Sim, segundo a tradição judaica, Moisés teria vivido 120 anos.

“Ele é considerado o líder maior da tradição judaica. Toda semana, em cada sinagoga do mundo, o ritual judaico inclui como seu centro a leitura da lei de Moisés, o Pentateuco, a Torá”, comenta o estudioso José Luiz Goldfarb, professor da Pontifícia Universidade Católica de São Paulo e diretor de cultura judaica do clube A Hebraica.

“Toda sinagoga tem o rolo, em pergaminho, no estilo antigo, onde a gente tem esse fundamento que é a palavra de Moisés. Essa palavra é a história do mundo, desde a criação até a morte de Moisés, incluindo o relato dele no Egito, na corte do faraó, e depois libertando o povo rumo à terra prometida”, acrescenta Goldfarb. “Esse texto vai até a morte de Moisés.
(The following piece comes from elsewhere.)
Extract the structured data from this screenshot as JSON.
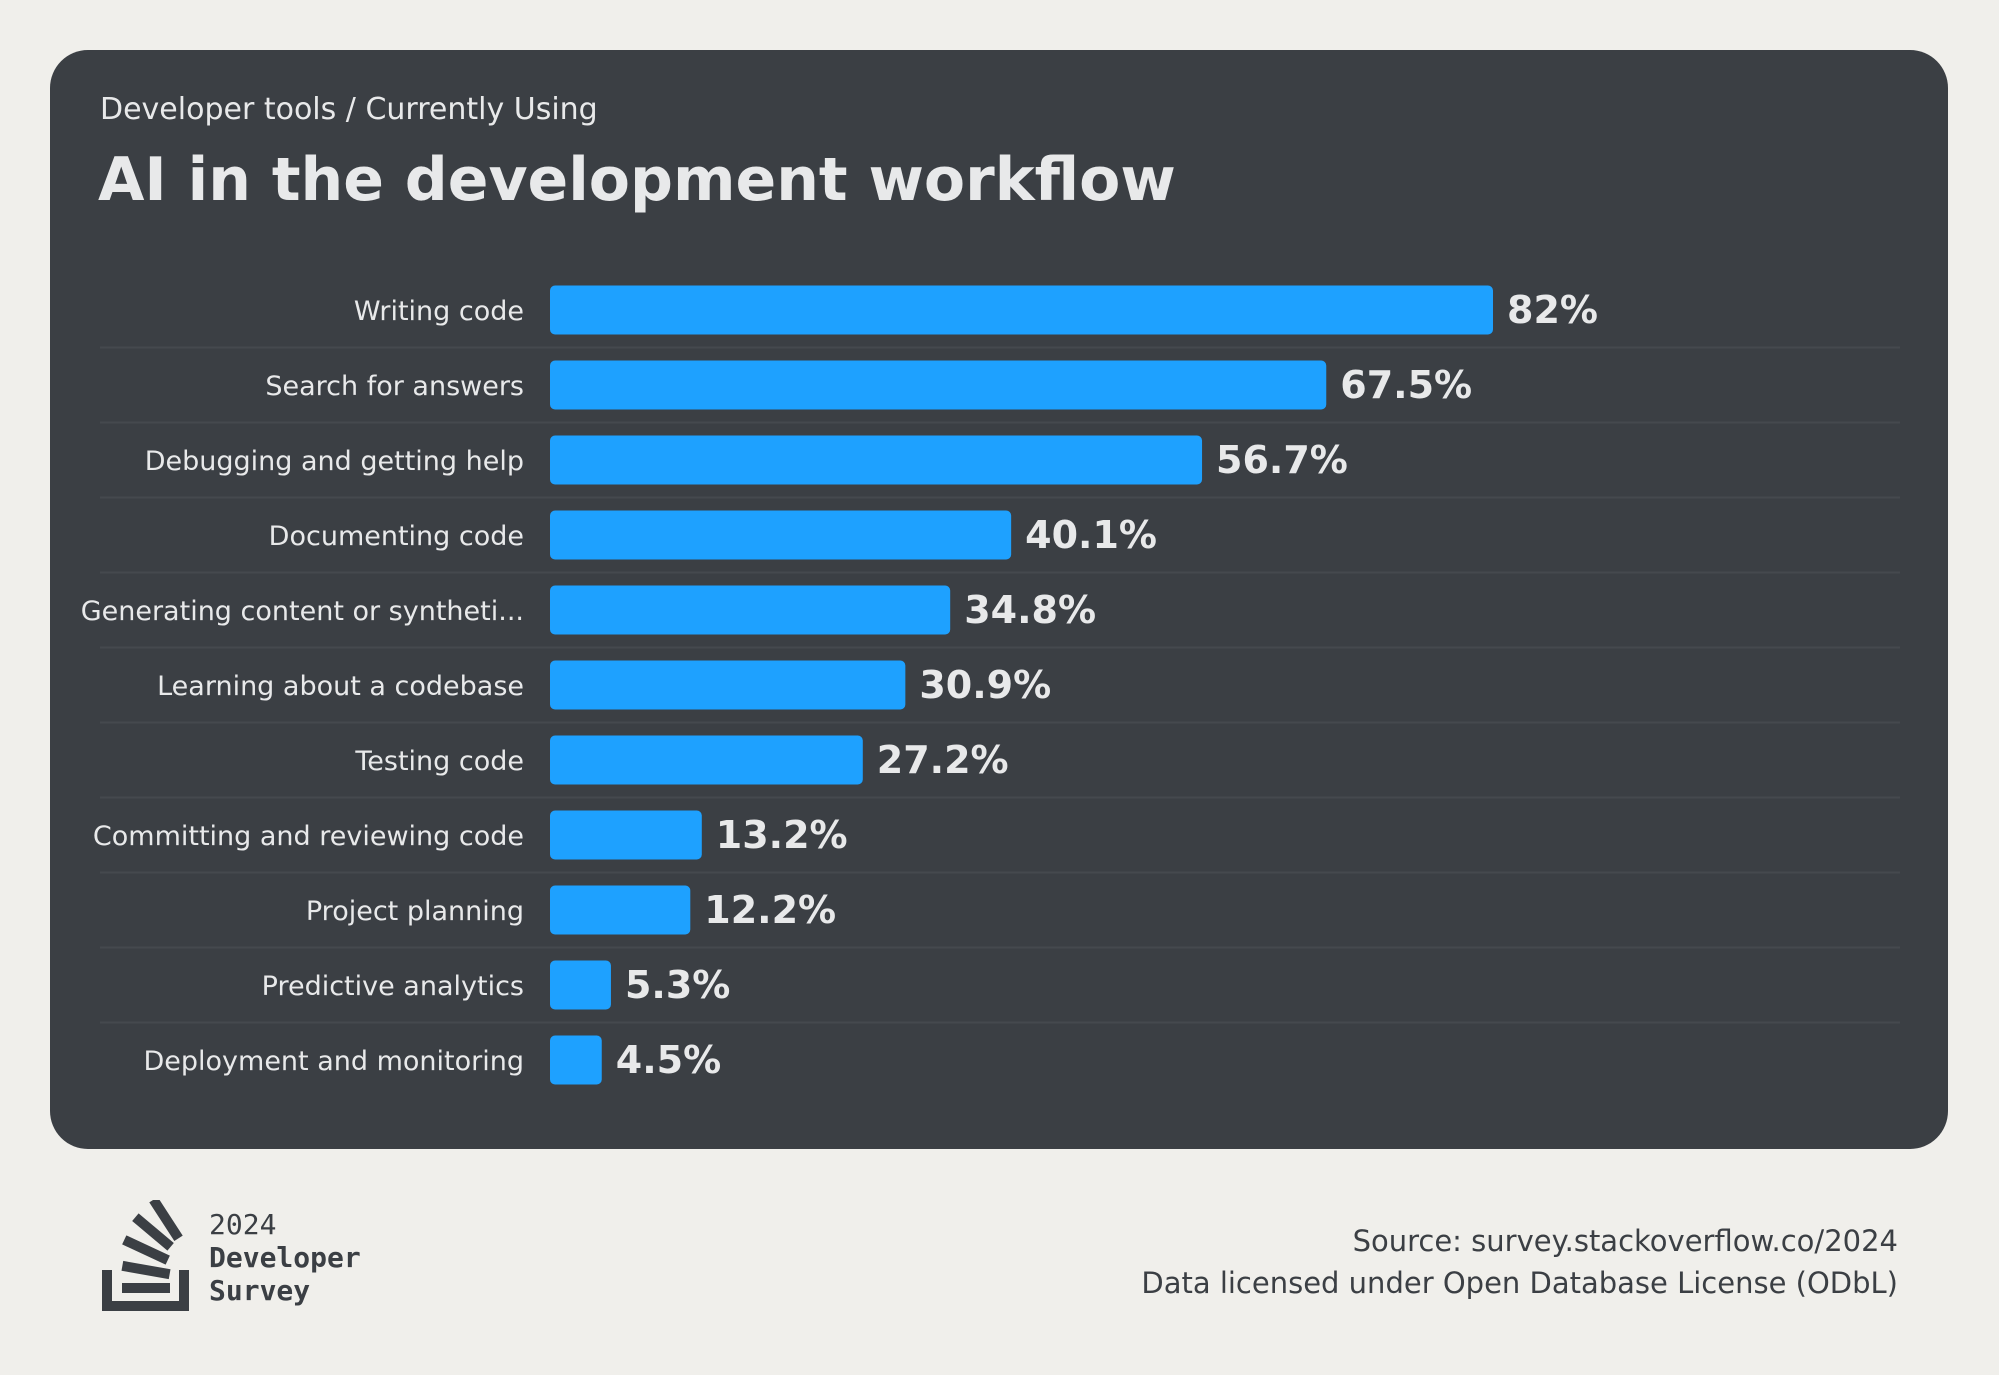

Termina com ele se despedindo e deixando o povo para começar a terra prometida.”

Nesses livros — Gênesis, Êxodo, Levítico, Números e Deuteronômio —, que formam a Torá e são o princípio do Antigo Testamento da Bíblia cristã, estão os fundamentos de todas as leis e costumes. “É o que baliza a vida judaica de um modo geral”, diz Goldfarb. “Temos de frisar que Moisés é, de fato, considerado o líder que orienta, que organiza, que dá os rumos de toda a tradição judaica e de todo o povo de Israel.”
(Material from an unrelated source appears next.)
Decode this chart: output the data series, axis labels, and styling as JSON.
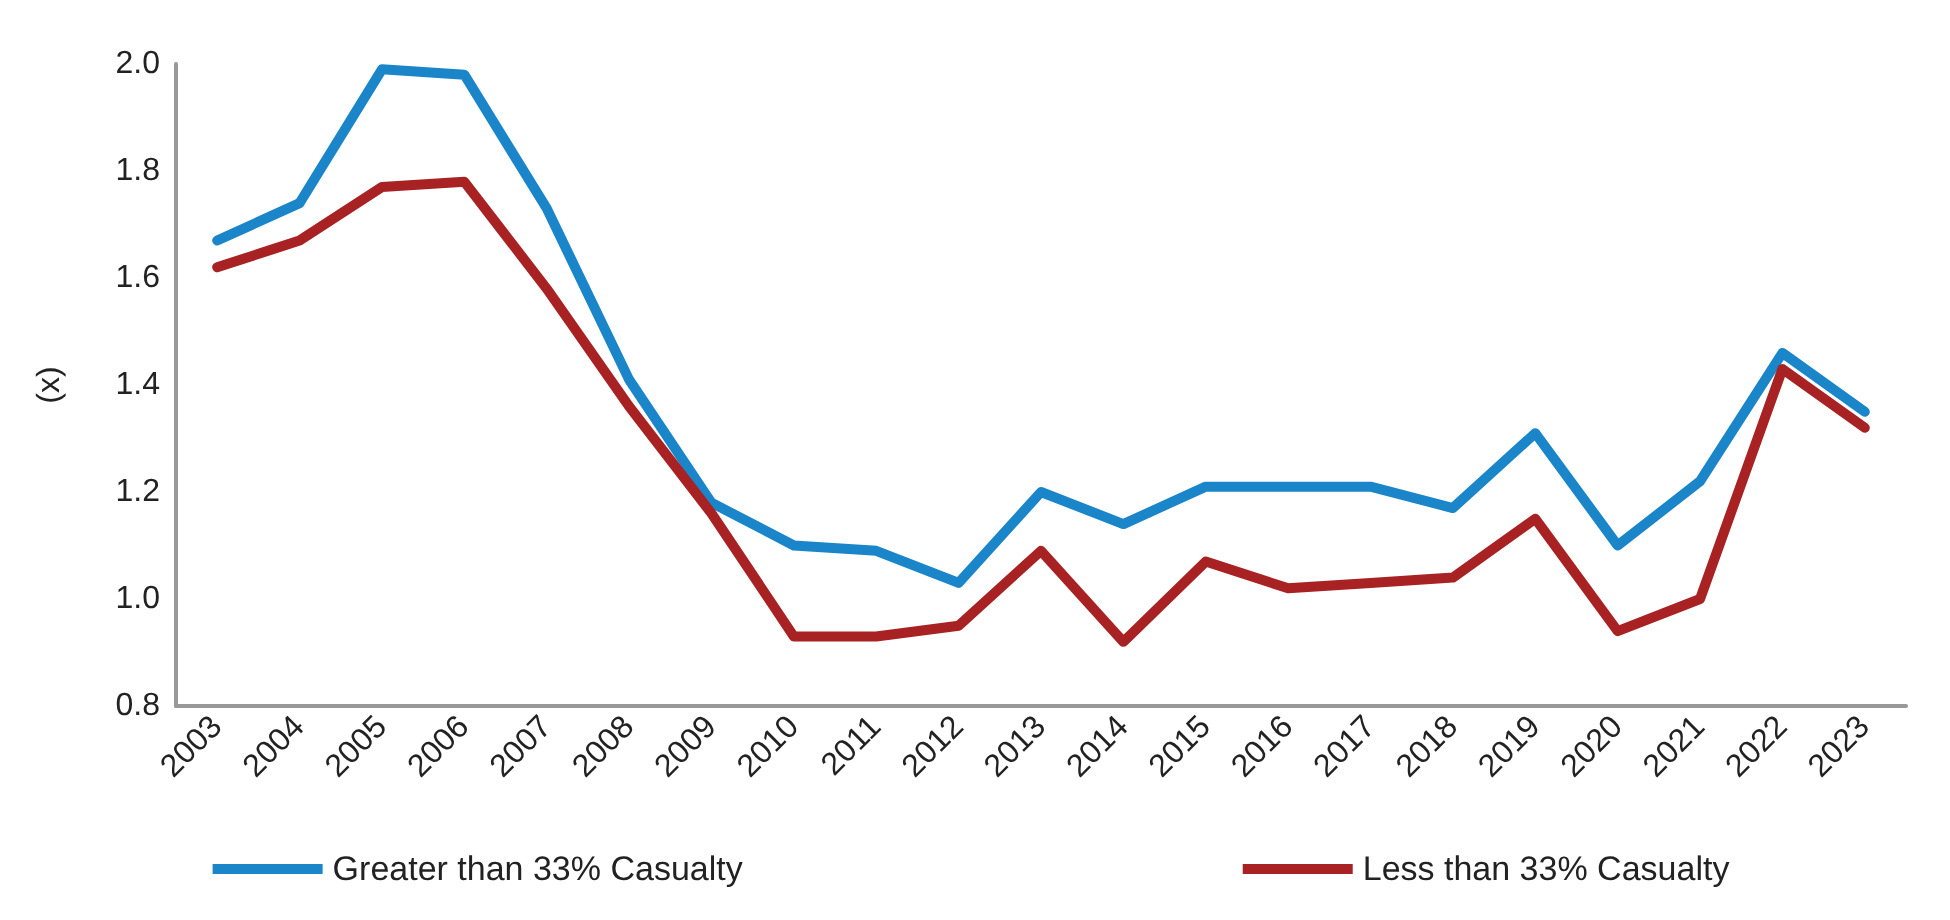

Segundo a tradição, Moisés teria sido o autor dos cinco livros da Torá. “Neles, temos o fundamento de todas as leis, os costumes, que vão sendo interpretados de geração a geração e que balizam a vida judaica de um modo geral”, sintetiza Goldfarb. “Ou seja: Moisés é considerado de fato o líder que orienta, que organiza, que dá os rumos de toda a tradição judaica e de todo o povo de Israel.”

“Mas esse relato de Moisés é de mais de 1 mil anos antes de Cristo, e as bases históricas e arqueológicas que temos são muito mais recentes”, comenta Goldfarb. “A parte anterior é mítica, uma história que a gente incorpora como fundamento de nossa tradição mas não corresponde a nada que até o momento tenhamos encontrado em uma base material, com comprovação histórica.”

Ele contextualiza: os textos atribuídos a Moisés foram canonizados por volta do ano 300 a.C., mas a redação dos mesmos deve ter sido feita nos 600 anos anteriores. “Ou seja: se trata de um texto que foi transmitido, provavelmente em pedaços, pela história oral, em regiões diferentes de Israel, e num determinado momento foram consolidados num único livro”, argumenta.

“Isso não impede que, do ponto de vista da religião, a gente tenha o material como algo estruturante, que nos forma, que nos mantem unidos e, de certa forma, com a referência a um único texto, a um único Moisés, ainda que a gente possa dizer cientificamente que não haja relatos desse Moisés.”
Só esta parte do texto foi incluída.